Apparently so.  In the recent case of State v. Wills, decided September 1, 2010, the South Carolina Court of Appeals ruled that the terms of a plea agreement take precedence over the the provisions of SCRE 410.  In that case, defendant Wills was charged with murdering a certain Julian Lee.  Pursuant to a Plea Agreement, Wills agreed to cooperate with the authorities in the investigation of the murder in exchange for a reduced sentence.  The Plea Agreement that Wills signed (which was reviewed in advance by his attorney) stated that:
 

[U]pon examination(s) by polygraph, if the responses given by Theodore David Wills Jr. show deception, are inconsistent with information previously provided or indicates he is the person or one of the persons that shot the victim, the terms of this proffer are null and void and any statements made by Theodore David Wills Jr. may be used against him by the State for any legal purpose, including, but not limited to, considerations for charging, bond, disposition of charges through plea or trial of Theodore David Wills Jr. and impeachment.

 
Wills later failed a ploygraph, his statements were used against him at trial and he received a 40 year sentence for his murder conviction.  He appealed claiming his Plea Agreement granted him immunity and citing the provisins of SCRE 410.
 
Unfortunately, his Plea Agreement contained no “immunity clause”.  Citing other South Carolina case law, the Court of Appeals noted that  “immunity agreements and plea agreements are to be construed in accordance with general contract principles.”  and, therefore, “[t]he court must enforce an unambiguous contract according to its terms, regardless of the contract’s wisdom or folly, or the parties’ failure to guard their rights carefully.” 
 
The Court did note that there was an “ambiguity” in South Carolina law that arises from the conflict between the case law on the interpretation of plea agreements and the provisions of SCRE 410.  The Court also noted that this issue had never been directly addressed previously in South Carolina.  Accordingly, the Court looked to a U.S. Supreme Court case – United States v.
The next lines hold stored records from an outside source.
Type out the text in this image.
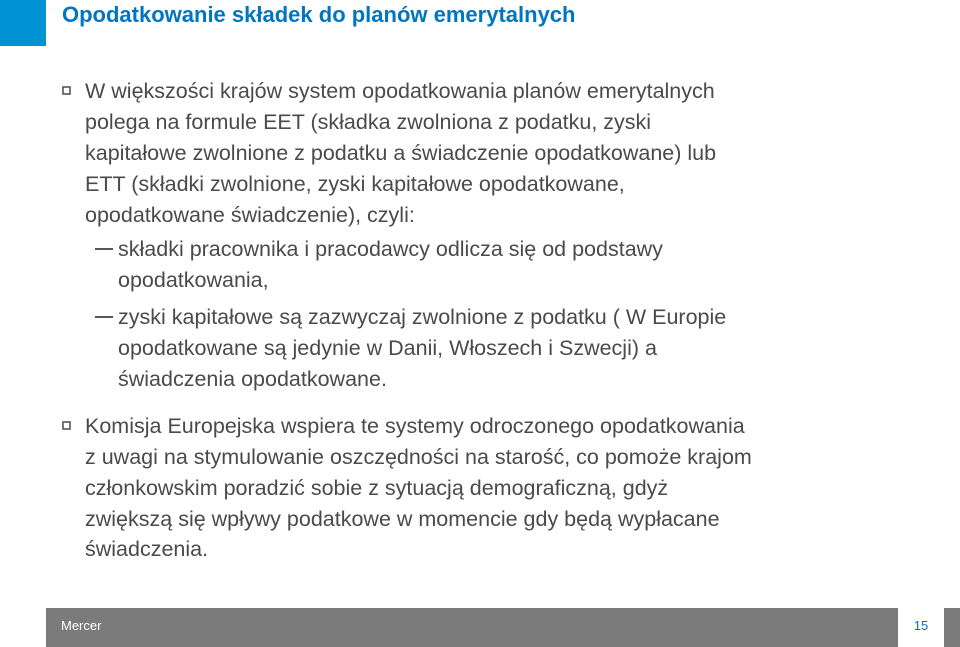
Opodatkowanie składek do planów emerytalnych
W większości krajów system opodatkowania planów emerytalnych
polega na formule EET (składka zwolniona z podatku, zyski
kapitałowe zwolnione z podatku a świadczenie opodatkowane) lub
ETT (składki zwolnione, zyski kapitałowe opodatkowane,
opodatkowane świadczenie), czyli:
składki pracownika i pracodawcy odlicza się od podstawy
opodatkowania,
zyski kapitałowe są zazwyczaj zwolnione z podatku ( W Europie
opodatkowane są jedynie w Danii, Włoszech i Szwecji) a
świadczenia opodatkowane.
Komisja Europejska wspiera te systemy odroczonego opodatkowania
z uwagi na stymulowanie oszczędności na starość, co pomoże krajom
członkowskim poradzić sobie z sytuacją demograficzną, gdyż
zwiększą się wpływy podatkowe w momencie gdy będą wypłacane
świadczenia.
Mercer	15
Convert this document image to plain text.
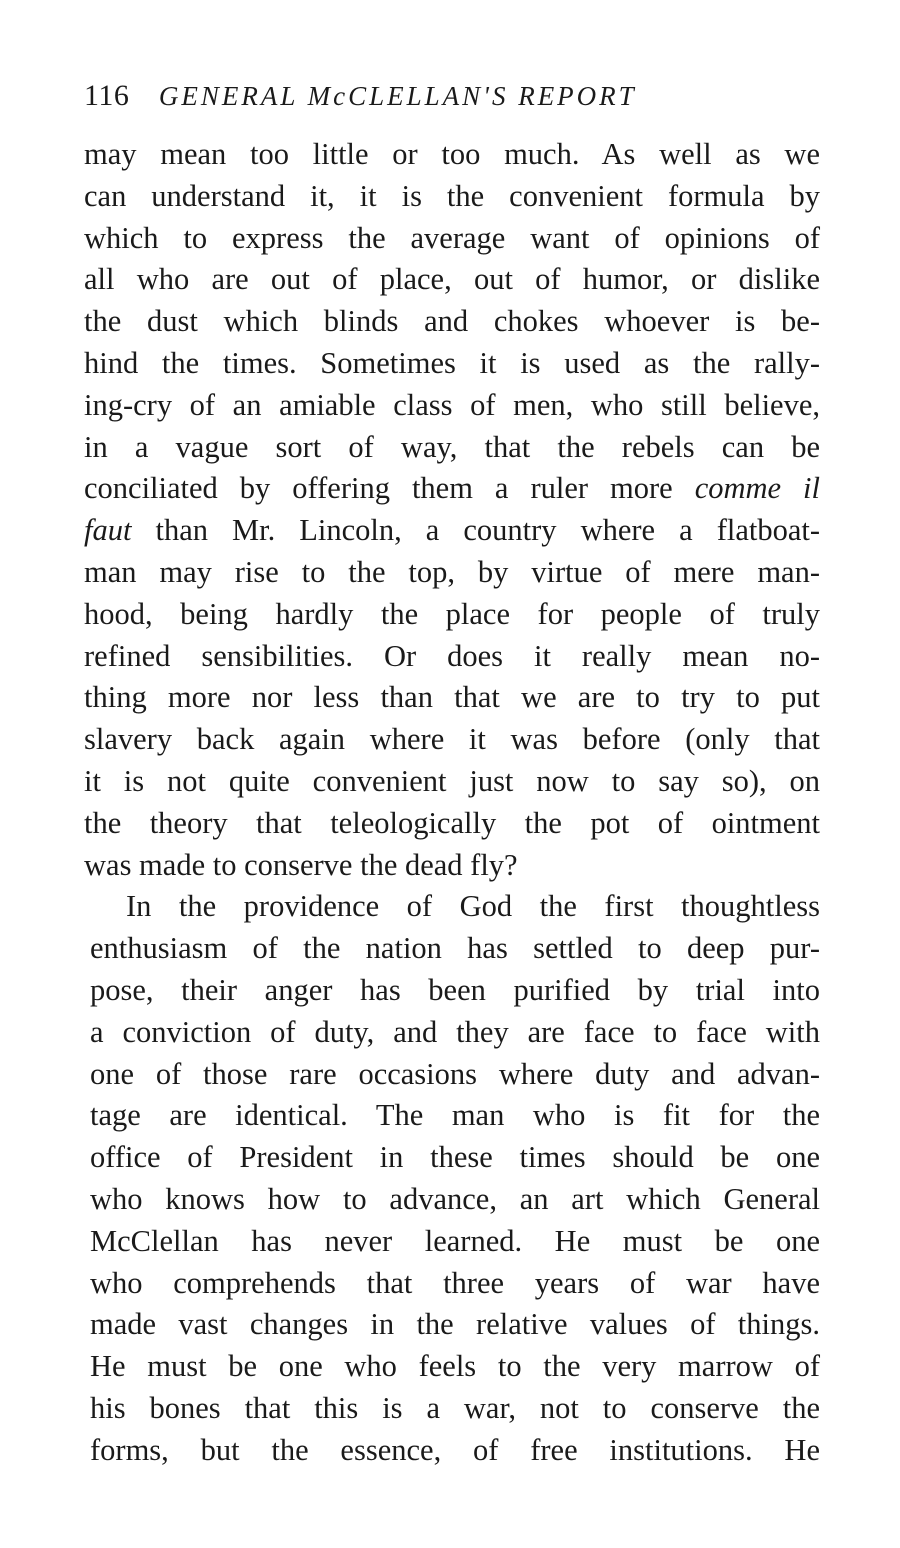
116 GENERAL McCLELLAN'S REPORT
may mean too little or too much. As well as we
can understand it, it is the convenient formula by
which to express the average want of opinions of
all who are out of place, out of humor, or dislike
the dust which blinds and chokes whoever is be-
hind the times. Sometimes it is used as the rally-
ing-cry of an amiable class of men, who still believe,
in a vague sort of way, that the rebels can be
conciliated by offering them a ruler more comme il
faut than Mr. Lincoln, a country where a flatboat-
man may rise to the top, by virtue of mere man-
hood, being hardly the place for people of truly
refined sensibilities. Or does it really mean no-
thing more nor less than that we are to try to put
slavery back again where it was before (only that
it is not quite convenient just now to say so), on
the theory that teleologically the pot of ointment
was made to conserve the dead fly?
In the providence of God the first thoughtless
enthusiasm of the nation has settled to deep pur-
pose, their anger has been purified by trial into
a conviction of duty, and they are face to face with
one of those rare occasions where duty and advan-
tage are identical. The man who is fit for the
office of President in these times should be one
who knows how to advance, an art which General
McClellan has never learned. He must be one
who comprehends that three years of war have
made vast changes in the relative values of things.
He must be one who feels to the very marrow of
his bones that this is a war, not to conserve the
forms, but the essence, of free institutions. He
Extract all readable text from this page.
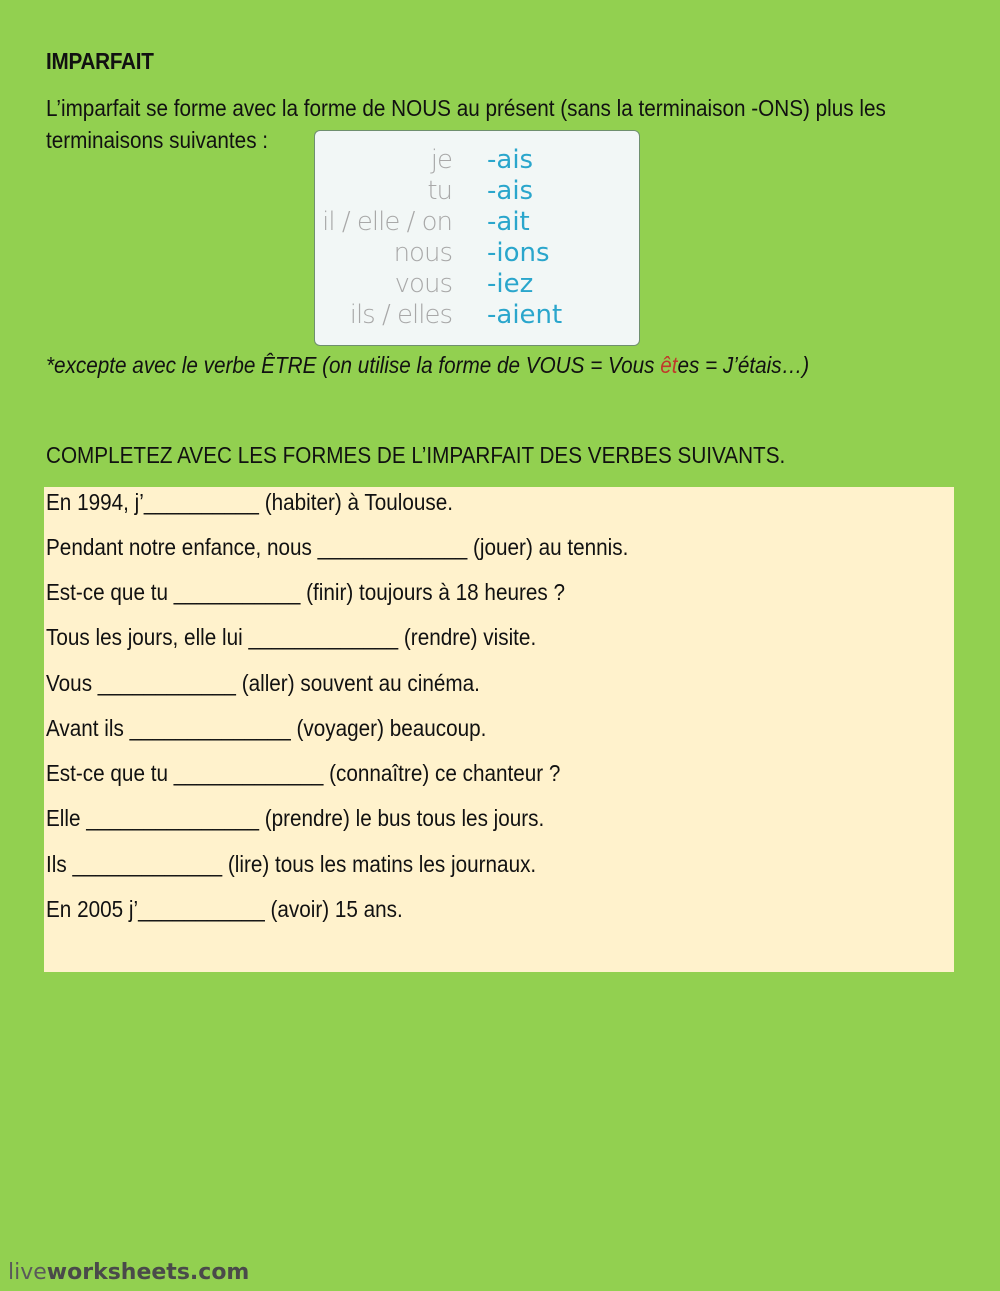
IMPARFAIT
L’imparfait se forme avec la forme de NOUS au présent (sans la terminaison -ONS) plus les
terminaisons suivantes :
je -ais
tu -ais
il / elle / on -ait
nous -ions
vous -iez
ils / elles -aient
*excepte avec le verbe ÊTRE (on utilise la forme de VOUS = Vous êtes = J’étais…)
COMPLETEZ AVEC LES FORMES DE L’IMPARFAIT DES VERBES SUIVANTS.
En 1994, j’__________ (habiter) à Toulouse.
Pendant notre enfance, nous _____________ (jouer) au tennis.
Est-ce que tu ___________ (finir) toujours à 18 heures ?
Tous les jours, elle lui _____________ (rendre) visite.
Vous ____________ (aller) souvent au cinéma.
Avant ils ______________ (voyager) beaucoup.
Est-ce que tu _____________ (connaître) ce chanteur ?
Elle _______________ (prendre) le bus tous les jours.
Ils _____________ (lire) tous les matins les journaux.
En 2005 j’___________ (avoir) 15 ans.
liveworksheets.com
Mezzanatto, 513 U.S. 196 (1995) –  that had addressed this issue in the context of FRE 410.  There the Supreme Court held that “absent some affirmative indication that the agreement was entered into unknowingly or involuntarily, an agreement to waive the exclusionary provisions of the plea-statement Rules is valid and enforceable.”  Id. at 210.
 
The South Carolina Court of Appeals found the U.S. Supreme Court’s reasoning persuasive and applied it in State v. Wills.  Accordingly, unless and until the the Supreme Court of South Carolina visits this issue, it can be assumed that the terms of a valid plea agreement can waive the exclusionary provisions of SCRE 410.